I'm sure they do, but even you must admit that Rust has gotten less 'functional' in nature as time goes on. New syntax or ad-hoc abstractions are being created to handle problems that have well known FP solutions. Take this matching on an Option business. The easy solution is to just add a fold method on the option type. Problem solved, now you never will need to match an option ever again! The harder solution would be to implement HKT and add a real monad trait, but let's not get into that. Another example are the async/await syntax. Why does this syntax need to exist? What value does it provide? Why can't a future just be a regular old class?
A long time ago I thought Rust was going to be a flexible and innovative general purpose language. While it still is undoubtedly innovative, it seems like the target audience has shrunk considerably. And as GCs improve and get more tunable, I think that target audience is going to get even smaller in the future.
> even you must admit that Rust has gotten less 'functional' in nature as time goes on.

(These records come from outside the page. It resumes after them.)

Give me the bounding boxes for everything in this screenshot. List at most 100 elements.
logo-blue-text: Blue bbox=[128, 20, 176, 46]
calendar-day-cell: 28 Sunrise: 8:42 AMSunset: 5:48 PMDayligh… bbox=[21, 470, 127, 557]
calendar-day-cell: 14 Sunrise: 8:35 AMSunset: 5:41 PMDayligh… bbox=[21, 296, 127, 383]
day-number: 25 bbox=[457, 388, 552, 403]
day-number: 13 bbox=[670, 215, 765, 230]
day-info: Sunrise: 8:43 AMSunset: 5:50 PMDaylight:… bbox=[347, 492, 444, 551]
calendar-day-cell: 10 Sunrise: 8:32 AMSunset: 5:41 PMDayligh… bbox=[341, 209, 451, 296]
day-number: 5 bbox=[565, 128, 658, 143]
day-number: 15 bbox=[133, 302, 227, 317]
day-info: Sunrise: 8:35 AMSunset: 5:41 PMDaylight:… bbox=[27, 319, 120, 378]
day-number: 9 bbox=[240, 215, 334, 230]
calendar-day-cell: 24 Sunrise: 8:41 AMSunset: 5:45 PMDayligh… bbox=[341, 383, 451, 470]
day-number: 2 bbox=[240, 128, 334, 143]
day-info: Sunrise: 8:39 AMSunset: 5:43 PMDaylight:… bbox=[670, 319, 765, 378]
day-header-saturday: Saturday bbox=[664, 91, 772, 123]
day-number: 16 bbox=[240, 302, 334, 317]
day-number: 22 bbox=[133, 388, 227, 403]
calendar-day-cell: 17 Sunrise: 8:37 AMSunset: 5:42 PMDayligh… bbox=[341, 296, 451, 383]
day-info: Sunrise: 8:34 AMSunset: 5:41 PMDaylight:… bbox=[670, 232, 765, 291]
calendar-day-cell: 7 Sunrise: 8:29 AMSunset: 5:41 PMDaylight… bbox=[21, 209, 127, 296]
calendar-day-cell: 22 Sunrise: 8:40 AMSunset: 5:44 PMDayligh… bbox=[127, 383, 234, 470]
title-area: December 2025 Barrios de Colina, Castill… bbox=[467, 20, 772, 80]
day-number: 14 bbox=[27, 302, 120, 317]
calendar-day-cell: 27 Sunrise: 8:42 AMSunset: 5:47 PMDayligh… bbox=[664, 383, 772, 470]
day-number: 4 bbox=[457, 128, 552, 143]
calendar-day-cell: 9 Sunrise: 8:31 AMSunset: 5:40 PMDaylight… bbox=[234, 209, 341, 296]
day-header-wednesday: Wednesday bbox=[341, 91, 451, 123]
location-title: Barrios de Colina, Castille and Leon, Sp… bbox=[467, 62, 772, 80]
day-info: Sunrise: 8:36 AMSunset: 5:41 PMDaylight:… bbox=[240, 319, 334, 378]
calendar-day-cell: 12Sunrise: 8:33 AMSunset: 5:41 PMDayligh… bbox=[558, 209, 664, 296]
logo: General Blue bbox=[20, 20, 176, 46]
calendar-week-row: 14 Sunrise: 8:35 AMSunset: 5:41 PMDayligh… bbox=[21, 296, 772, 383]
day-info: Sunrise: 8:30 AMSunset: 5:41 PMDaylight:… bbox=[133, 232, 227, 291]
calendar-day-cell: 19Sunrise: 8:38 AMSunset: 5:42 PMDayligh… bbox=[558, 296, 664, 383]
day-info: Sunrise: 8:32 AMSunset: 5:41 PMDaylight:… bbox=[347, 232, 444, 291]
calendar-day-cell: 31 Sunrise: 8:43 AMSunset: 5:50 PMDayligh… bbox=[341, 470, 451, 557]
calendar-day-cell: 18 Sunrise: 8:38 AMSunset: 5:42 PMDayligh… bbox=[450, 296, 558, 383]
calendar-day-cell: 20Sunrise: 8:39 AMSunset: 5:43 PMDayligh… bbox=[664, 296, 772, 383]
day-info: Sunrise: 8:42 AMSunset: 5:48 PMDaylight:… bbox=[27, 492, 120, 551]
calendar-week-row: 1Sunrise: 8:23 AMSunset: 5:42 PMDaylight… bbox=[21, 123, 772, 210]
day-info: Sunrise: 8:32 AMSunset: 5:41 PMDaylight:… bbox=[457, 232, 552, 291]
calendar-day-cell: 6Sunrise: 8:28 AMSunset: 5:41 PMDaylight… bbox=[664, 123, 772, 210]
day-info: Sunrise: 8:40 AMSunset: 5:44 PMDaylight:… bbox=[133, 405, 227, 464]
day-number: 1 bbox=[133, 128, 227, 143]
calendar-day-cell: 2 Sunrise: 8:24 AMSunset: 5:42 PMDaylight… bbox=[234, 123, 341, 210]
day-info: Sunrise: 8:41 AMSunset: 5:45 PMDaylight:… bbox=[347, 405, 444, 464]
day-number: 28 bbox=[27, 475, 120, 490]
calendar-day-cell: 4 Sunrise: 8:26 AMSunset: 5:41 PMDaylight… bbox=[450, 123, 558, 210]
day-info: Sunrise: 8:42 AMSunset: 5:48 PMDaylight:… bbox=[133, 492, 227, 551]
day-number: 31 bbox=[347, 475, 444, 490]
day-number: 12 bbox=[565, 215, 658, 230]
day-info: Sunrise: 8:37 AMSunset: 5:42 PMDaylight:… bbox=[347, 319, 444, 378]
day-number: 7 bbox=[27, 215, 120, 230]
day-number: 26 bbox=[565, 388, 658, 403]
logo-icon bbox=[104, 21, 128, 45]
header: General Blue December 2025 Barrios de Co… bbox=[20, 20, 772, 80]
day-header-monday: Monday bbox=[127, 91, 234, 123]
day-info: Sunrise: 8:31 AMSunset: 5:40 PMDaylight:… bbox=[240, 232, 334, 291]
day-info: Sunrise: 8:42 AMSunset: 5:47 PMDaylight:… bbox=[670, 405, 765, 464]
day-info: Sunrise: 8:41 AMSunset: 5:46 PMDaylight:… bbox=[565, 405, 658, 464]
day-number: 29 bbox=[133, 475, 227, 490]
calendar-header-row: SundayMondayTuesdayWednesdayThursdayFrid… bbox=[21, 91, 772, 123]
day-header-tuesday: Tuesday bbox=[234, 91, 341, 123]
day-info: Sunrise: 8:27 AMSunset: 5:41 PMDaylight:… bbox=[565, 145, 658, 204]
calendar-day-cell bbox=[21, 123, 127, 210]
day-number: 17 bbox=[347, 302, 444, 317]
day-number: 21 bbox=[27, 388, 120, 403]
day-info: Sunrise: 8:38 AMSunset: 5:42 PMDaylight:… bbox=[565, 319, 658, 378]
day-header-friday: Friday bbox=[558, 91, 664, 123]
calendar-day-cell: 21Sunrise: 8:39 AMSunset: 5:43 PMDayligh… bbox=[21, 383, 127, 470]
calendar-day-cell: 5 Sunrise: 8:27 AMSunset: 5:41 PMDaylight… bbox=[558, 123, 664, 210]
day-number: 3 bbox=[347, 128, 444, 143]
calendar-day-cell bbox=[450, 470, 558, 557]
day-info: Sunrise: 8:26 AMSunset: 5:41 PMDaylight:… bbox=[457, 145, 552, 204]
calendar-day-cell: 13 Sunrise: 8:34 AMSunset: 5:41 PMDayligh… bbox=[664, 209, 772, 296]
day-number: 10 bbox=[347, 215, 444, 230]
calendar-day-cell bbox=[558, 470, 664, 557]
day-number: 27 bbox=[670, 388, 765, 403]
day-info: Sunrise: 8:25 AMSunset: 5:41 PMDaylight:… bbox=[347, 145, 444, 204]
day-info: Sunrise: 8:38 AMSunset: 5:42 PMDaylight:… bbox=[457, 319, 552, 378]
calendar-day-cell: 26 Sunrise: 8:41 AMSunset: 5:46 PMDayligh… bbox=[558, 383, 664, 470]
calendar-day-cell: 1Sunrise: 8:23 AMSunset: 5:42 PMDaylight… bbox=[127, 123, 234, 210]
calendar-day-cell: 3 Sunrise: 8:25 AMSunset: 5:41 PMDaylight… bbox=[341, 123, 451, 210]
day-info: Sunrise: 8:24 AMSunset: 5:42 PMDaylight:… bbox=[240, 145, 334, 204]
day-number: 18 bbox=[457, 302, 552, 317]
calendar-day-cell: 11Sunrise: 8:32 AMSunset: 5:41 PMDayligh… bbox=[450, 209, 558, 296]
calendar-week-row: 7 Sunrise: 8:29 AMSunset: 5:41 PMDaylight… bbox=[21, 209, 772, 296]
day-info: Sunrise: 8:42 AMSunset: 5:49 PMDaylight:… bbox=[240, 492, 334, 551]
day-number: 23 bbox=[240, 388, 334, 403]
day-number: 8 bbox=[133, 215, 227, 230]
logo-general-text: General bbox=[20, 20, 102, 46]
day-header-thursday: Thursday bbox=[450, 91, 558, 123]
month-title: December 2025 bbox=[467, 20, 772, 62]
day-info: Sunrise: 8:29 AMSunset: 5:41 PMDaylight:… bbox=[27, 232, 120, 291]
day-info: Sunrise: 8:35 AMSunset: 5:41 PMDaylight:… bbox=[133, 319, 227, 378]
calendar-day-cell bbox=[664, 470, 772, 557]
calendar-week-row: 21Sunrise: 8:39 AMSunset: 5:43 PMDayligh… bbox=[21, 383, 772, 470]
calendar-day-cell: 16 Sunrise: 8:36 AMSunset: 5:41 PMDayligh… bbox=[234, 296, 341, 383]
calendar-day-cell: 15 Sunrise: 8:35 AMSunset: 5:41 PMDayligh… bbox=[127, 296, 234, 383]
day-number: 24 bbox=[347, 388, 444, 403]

I don't think this is true, especially when you look at long timescales.
> New syntax or ad-hoc abstractions are being created to handle problems that have well known FP solutions.
They have known solutions when you have a GC and no control over memory layout. They do not have known solutions in a language like Rust.
> Take this matching on an Option business. The easy solution is to just add a fold method on the option type. Problem solved, now you never will need to match an option ever again!
Sorry, I do not understand what you're talking about. (I coded in Haskell most a decade ago, I'm not on the lang team.) What would fold do on an option, specifically? Fold is usually a list operation, but an option is a list of zero or one... so it would be a no-op?
> The harder solution would be to implement HKT and add a real monad trait, but let's not get into that
Again, this is "we don't know if this is possible in a language like Rust" territory. Which is why you don't want to get into that.
> Another example are the async/await syntax. Why does this syntax need to exist?
Specifically because of the previous statement. It is not clear that a more abstract option is possible. We could wait for more years until maybe it's proven possible, or we could implement a useful feature today that we know is.
Rust doesn't have classes. Futures are a regular old typeclass.
> While it still is undoubtedly innovative, it seems like the target audience has shrunk considerably.
We have seen a massive uptick in adoption over the past few years. async/await, for example, has been a feature that a lot of folks have said "I'll start using Rust once that hits stable."
> What would fold do on an option, specifically? Fold is usually a list operation, but an option is a list of zero or one... so it would be a no-op?
Presumably the fold takes advantage of the fact that the default, "accumulator" value is chosen if the Option is empty and the collapse function just runs what would be the Some arm of the match statement.
If the team had just written Haskell for a year they would have picked the obviously superior "fold" name for this operation. (I think you can actually use fold here if you really wanted it, since Option implements IntoIter?):
For people coming from a functional programming background, `fold` might be the superior name. But setting aside monads, `map_or` expresses the intent much better I find.
The function in Option linked above by steveklabnik has signature
fn map_or(self, default: U, f: FnOnce(T) -> U) -> U
a fold has the signature
fn fold(self, init: U, f: FnMut(U, T) -> U) -> U
The difference is in the closure. in map_or the closure gets called at most once with one argument, in fold it can get called many times with two arguments. This makes `map_or` and `fold` distinct functions. While you could argue that the distinction between FnOnce and FnMut is Rust specific, the difference in number of arguments should also exist in Haskell. And in fact in Haskell the `map_or` function is called `maybe`:
(I'd argue the name `map_or` is more descriptive than `maybe`, although it does lift the result out of the Option monad which is unconventional for a map.)
Besides the GC that is already mentioned, Haskell has lazy evaluation which gives you coroutines for free. Coroutines are more or less synonymous with async, so in Haskell the implementation is a no-op.
From what I read, much of the challenge of adding async to Rust was in designing the coroutine mechanism, which is a substantial language extension.